In risposta alle interrogazioni Barbaro-Rauti sulla morte dell’ambasciatore Attanasio e del carabiniere Iacovacci in un agguato terroristico in Congo, il viceministro degli Affari Esteri, Marina Sereni «ha dato risposte a nostro modo sconcertanti dichiarando come fosse dello stesso diplomatico il compito di provvedere a un adeguato dispositivo di sicurezza»: così i senatori di Fratelli d’Italia Claudio Barbaro e Isabella Rauti.
Questa la risposta scritta del Viceministro che, di fatto, identifica lo stesso Attanasio quale responsabile del tragico accadimento: «l’ambasciatore d’Italia a Kinshasa (Repubblica Democratica del Congo) è la figura individuata quale datore di lavoro, cui spettano, nell’ambito della propria autonomia gestionale e finanziaria, la valutazione dei rischi e ogni opportuno intervento a mitigazione degli stessi, con pieni poteri organizzativi e di spesa».
«La tesi sostenuta dal governo – proseguono i senatori Barbaro e Rauti – è sconcertante, avvilente e denigratoria per memoria di due Servitori dello Stato.

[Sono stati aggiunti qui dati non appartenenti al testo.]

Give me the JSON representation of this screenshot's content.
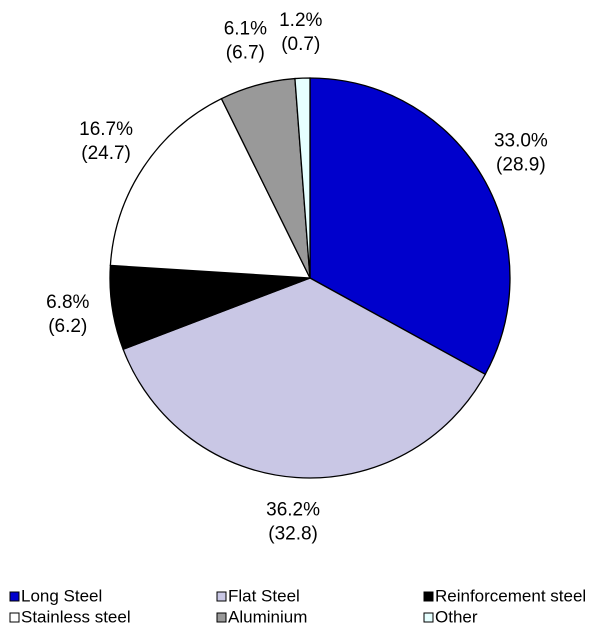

Le norme riportate a sostegno delle tesi in risposta, assegnano allo stesso Attanasio le responsabilità tipiche del datore di lavoro. È altresì da ricordare come lo stesso ambasciatore, nel novembre del 2018, chiese il rafforzamento del proprio assetto di protezione ravvicinata: come mai lo chiese se aveva ampi poteri decisionali e di spesa in materia di sicurezza? ».
«In tutto il mondo, peraltro, la sicurezza diplomatica è valutata dai servizi d’intelligence che si occupano di reperire informazioni e produrre analisi, al fine di pianificare in maniera pertinente le risorse necessarie alla security della sede diplomatica e del personale impiegato. Tale pianificazione non può certamente essere effettuata dal Capo missione che non ha, per ovvie ragioni, la competenza professionale, tattica e operativa necessaria alla strutturazione di un servizio di close protection».
In ogni caso, se un Capo Missione italiano decide di partecipare ad una riunione di un organismo internazionale dipendente dalle N.U., che si dovrebbe far carico della sua sicurezza, non è che da Roma un governo ci possa far molto in materia, al di là di altre considerazioni. A quella riunione, non di ambasciatori, Attanasio, che non era l’operatore o volontario di una ONG, ma l’Ambasciatore d’Italia, non ci doveva andare, almeno col senno di poi.
Una cosa è la sede, un’altra il mezzo di locomozione assegnato, un altro ancora il teatro operativo. Se la sede in questione risponde – immagino – a criteri di sostanziale sicurezza, per il Capo Missione ed impiegati, altro discorso è l’auto di rappresentanza, normale, con blindatura leggera o pesante. Questo non lo so, ma sarebbe servito a poco, in ogni caso, nel tragico finale, in quanto ho letto che l’ambasciatore Attanasio, accompagnato da Barbaro, si son recati in aereo sul luogo dell’incontro con i responsabili del PAM. Quindi, dall’aeroporto d’arrivo in poi, il mezzo automobilistico era scelto dal PAM, il responsabile della sicurezza dell’ ‘ospite’. Certamente qualcosa non è stato considerato o preso alla leggera. Ho il sospetto, senza prove ovviamente, che la nostra sciagurata consuetudine di pagare riscatti per ottenere la liberazione di operatori rapiti, abbia indotto qualche banda armata – venuta a conoscenza di movimenti che dovrebbero essere tenuti riservatissimi – ad alzare il tiro e tentare di rapire addirittura l’ambasciatore, la cui persona era fino a tempi recenti considerata ‘sacra’, in quanto rappresentante non di un governo, ma di un sovrano. Ma anche oggi, negli ultimi 20 o 30 anni, è rarissimo che un ambasciatore venga rapito o, peggio, finisca ucciso, in tutto il mondo. Ci sono rischi del mestiere, naturalmente, l’impoderabile delle vicende umane ecc., ma è evidente che la sorte non va sfidata in certi luoghi notoriamente assai pericolosi.
E non è Roma a decidere normalmente tali movimenti nel Paese di accreditamento, lasciati al giudizio, criterio e precauzioni del Rappresentante diplomatico.
Pardon. Non Barbaro, ovviamente, ma Iacovacci, la guardia del corpo dell’Ambasciatore.